The Essential Bigger Back Training Routine
How to attack your backside? Combine these bigger back training tips and moves to muscle up your upper and lowers lats, middle traps and rhomboids like never before.
Seated Row (Close & Reverse Grip)
The close-grip seated row done with a neutral grip is excellent at targeting the lower lats. With your hands close together, it automatically pulls your elbows in tight to your body, allowing the lower lats to be highly engaged throughout the range of motion. By moving to an underhand, shoulder-width grip, you further isolate those lower lat fibers as well as bring into play the biceps. For that reason, you’ll be stronger on the reverse-grip version and able to do more reps with the same weight, which is why we’ve listed it after the close-grip version.
Target: Lower lats (biceps secondarily on reverse grip)
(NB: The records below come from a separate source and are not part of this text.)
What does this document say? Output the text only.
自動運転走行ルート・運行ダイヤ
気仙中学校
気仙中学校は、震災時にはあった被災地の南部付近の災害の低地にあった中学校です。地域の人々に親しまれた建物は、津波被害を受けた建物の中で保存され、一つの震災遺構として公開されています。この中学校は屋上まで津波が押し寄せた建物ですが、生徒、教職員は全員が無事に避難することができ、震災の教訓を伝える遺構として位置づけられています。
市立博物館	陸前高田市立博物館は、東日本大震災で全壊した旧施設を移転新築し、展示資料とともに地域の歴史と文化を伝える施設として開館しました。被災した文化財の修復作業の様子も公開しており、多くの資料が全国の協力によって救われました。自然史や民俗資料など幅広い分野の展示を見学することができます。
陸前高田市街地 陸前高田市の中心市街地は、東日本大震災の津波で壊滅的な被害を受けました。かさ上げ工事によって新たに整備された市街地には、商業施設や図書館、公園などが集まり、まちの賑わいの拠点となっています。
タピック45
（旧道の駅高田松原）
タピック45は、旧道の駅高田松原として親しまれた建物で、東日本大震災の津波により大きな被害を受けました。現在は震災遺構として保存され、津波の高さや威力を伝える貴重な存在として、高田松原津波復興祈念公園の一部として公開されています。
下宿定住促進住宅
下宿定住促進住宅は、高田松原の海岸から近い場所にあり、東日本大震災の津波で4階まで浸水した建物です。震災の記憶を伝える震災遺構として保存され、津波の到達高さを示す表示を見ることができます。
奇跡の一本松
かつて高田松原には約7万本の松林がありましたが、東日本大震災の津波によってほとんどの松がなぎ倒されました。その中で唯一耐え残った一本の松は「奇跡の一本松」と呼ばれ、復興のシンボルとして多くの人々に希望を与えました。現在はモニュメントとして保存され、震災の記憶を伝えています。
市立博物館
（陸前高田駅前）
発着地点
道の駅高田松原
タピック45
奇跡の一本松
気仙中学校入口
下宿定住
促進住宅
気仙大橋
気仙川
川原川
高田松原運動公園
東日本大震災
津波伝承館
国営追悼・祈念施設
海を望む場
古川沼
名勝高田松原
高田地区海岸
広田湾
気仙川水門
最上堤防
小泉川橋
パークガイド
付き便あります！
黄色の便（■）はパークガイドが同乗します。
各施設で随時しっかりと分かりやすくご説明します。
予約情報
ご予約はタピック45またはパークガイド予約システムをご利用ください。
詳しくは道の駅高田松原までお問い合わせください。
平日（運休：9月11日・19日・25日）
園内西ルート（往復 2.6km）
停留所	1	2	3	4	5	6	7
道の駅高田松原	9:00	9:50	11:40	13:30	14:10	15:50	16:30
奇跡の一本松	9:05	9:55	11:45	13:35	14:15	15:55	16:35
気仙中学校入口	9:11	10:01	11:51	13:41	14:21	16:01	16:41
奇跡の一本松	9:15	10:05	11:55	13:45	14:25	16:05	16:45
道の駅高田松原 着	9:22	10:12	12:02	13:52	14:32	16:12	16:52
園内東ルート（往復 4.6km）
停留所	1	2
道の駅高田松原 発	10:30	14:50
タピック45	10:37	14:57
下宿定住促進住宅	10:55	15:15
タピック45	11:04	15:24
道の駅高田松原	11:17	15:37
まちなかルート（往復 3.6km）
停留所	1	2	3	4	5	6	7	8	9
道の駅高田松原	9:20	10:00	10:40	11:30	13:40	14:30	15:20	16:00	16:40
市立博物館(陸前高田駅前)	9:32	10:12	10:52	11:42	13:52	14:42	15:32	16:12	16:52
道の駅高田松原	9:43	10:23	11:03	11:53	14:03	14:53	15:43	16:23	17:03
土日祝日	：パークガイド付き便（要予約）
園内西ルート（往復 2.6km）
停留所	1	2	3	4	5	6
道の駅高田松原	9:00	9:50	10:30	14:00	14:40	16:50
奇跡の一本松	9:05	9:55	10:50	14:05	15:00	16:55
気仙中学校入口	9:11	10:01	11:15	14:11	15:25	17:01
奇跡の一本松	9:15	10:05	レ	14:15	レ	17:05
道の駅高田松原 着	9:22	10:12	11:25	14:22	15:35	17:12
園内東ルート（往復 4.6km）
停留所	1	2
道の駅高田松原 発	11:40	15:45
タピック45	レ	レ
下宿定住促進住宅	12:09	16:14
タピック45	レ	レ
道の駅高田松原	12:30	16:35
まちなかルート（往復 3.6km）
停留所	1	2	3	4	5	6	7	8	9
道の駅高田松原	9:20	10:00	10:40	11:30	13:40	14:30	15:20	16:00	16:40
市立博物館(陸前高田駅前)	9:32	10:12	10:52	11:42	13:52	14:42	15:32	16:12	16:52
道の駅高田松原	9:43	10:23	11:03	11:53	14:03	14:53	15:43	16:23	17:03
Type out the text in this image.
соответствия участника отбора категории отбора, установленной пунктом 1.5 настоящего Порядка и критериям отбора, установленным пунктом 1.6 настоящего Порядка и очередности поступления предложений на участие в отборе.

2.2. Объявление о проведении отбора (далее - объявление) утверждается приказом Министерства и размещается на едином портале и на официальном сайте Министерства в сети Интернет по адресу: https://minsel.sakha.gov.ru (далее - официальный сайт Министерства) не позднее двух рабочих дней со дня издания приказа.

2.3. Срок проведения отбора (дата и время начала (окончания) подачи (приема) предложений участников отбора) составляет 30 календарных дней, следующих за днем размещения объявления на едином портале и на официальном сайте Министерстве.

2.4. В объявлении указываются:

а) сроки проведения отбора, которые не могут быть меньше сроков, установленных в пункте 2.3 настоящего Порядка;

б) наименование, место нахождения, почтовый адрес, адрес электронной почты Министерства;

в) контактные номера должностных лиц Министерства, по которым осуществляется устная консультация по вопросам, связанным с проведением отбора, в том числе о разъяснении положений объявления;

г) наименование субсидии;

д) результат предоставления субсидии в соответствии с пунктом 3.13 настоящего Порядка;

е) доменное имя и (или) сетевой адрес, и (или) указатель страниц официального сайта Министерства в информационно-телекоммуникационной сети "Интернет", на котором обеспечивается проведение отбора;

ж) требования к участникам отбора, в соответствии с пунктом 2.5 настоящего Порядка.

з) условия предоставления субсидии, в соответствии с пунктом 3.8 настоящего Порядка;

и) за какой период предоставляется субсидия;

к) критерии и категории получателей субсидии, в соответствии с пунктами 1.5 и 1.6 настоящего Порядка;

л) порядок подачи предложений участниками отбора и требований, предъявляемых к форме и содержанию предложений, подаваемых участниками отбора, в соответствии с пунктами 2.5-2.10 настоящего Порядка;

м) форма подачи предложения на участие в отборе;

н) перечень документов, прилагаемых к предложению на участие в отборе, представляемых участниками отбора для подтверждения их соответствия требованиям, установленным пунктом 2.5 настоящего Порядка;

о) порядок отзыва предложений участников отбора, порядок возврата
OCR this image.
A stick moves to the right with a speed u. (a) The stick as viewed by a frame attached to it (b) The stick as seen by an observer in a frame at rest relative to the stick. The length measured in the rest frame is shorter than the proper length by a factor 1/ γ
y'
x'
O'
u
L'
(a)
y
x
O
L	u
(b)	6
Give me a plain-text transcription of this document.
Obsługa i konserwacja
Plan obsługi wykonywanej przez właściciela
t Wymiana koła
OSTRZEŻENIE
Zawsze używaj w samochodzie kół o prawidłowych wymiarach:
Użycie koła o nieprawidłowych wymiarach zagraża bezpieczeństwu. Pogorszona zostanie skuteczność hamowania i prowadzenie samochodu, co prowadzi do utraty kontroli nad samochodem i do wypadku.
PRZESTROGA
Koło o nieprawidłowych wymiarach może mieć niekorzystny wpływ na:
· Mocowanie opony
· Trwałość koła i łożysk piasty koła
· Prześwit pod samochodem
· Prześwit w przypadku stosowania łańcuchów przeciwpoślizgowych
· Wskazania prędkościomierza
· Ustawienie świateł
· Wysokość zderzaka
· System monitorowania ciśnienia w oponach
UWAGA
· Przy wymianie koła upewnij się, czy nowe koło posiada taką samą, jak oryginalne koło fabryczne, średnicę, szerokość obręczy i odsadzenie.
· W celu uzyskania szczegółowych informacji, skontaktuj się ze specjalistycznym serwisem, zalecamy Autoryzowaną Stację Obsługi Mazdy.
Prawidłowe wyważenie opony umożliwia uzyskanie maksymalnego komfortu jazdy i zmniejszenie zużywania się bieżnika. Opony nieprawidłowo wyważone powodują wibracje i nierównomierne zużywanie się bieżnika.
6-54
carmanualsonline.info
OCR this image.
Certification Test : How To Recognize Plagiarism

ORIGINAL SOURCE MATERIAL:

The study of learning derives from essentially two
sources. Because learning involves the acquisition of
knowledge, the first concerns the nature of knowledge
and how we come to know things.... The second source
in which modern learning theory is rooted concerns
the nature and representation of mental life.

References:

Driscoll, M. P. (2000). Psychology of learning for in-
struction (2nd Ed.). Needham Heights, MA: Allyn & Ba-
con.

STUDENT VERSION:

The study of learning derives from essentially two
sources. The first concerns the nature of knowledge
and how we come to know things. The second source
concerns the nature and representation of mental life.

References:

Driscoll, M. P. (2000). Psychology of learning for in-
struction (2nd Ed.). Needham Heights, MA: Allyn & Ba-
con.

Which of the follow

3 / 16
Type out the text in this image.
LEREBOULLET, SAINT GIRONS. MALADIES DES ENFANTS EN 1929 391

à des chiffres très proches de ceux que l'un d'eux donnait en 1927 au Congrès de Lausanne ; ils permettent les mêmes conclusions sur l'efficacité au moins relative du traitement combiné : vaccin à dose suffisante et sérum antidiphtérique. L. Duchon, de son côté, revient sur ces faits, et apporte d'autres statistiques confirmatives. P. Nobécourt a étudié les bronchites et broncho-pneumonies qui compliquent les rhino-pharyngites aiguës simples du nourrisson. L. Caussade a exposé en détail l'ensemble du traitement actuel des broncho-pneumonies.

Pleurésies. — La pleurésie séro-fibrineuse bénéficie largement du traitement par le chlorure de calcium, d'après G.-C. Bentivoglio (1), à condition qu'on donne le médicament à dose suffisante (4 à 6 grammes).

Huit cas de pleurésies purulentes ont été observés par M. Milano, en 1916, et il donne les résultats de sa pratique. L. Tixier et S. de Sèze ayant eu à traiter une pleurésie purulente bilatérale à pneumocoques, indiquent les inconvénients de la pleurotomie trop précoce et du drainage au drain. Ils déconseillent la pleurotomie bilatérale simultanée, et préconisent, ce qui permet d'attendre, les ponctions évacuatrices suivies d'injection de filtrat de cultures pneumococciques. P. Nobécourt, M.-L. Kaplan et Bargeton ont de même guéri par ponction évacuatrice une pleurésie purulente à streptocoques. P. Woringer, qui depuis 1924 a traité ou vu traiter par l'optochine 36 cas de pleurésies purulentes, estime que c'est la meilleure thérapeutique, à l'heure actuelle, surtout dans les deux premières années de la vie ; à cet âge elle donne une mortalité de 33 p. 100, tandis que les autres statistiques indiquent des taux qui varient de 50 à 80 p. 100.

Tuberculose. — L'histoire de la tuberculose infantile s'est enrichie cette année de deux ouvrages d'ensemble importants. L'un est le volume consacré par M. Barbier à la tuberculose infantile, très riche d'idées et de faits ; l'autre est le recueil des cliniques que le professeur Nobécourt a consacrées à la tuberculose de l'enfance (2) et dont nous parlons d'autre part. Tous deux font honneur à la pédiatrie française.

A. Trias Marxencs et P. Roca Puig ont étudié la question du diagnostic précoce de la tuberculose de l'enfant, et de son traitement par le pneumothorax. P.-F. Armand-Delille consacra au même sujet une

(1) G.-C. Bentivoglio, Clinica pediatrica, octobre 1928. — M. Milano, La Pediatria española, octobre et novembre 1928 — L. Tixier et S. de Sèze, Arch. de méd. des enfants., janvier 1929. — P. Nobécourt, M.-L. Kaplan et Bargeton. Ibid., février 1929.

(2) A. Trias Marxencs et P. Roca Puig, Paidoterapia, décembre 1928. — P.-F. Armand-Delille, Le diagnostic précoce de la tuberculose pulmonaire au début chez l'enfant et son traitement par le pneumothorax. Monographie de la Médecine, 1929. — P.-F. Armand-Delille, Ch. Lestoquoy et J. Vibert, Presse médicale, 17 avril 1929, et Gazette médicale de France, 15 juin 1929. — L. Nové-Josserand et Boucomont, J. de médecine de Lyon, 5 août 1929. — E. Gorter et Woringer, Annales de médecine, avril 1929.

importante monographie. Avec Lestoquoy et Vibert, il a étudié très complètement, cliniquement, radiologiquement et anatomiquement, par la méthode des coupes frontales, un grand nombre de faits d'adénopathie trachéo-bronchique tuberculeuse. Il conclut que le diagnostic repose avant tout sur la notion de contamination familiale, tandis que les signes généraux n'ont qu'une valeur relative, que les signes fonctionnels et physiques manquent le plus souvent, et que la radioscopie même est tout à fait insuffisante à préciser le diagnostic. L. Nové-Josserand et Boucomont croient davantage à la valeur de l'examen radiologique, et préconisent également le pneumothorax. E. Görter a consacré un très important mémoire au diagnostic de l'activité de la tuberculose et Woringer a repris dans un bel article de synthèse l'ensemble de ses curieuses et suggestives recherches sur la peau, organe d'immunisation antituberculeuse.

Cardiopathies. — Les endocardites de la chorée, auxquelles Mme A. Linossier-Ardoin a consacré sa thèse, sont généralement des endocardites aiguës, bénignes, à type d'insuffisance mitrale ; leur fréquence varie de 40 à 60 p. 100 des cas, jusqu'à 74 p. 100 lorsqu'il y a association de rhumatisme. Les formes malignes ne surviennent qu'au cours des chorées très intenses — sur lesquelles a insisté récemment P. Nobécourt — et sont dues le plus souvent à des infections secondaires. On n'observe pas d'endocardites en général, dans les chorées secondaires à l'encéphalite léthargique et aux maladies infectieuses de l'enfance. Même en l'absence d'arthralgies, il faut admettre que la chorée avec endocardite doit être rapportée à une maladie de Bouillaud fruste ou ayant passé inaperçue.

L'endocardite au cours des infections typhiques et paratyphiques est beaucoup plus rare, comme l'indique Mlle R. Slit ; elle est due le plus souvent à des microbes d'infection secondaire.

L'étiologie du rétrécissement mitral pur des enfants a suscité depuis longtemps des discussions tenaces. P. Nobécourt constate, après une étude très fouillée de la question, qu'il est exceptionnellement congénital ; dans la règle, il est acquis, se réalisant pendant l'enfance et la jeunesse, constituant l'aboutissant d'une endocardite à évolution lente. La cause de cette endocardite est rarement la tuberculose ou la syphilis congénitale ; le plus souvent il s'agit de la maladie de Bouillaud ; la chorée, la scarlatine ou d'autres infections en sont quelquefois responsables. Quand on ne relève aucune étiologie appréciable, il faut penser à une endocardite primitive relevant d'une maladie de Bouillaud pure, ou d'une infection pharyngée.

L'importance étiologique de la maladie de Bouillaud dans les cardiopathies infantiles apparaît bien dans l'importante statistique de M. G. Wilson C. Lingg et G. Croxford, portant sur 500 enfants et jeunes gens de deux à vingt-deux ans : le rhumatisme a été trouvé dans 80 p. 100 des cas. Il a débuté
Do It Right: Attach a close-grip handle to the machine and sit upright on the bench facing the weight stack. Place your feet against the foot platform with your legs slightly bent. Grasp the handle while keeping your back flat and chest up and sit erect with your chest out. Pull the handle into your midsection, keeping your elbows close to your sides. Hold the peak contraction for a count before allowing the weight to pull your arms to full extension.
Note: For the reverse grip, attach a lat bar to the cable and take a shoulder-width underhand grip.
Power Pointer: Keep forward and backward lean to a minimum. Seesawing turns this lat move into one for the lower back (spinal erectors) while inviting muscle-robbing momentum.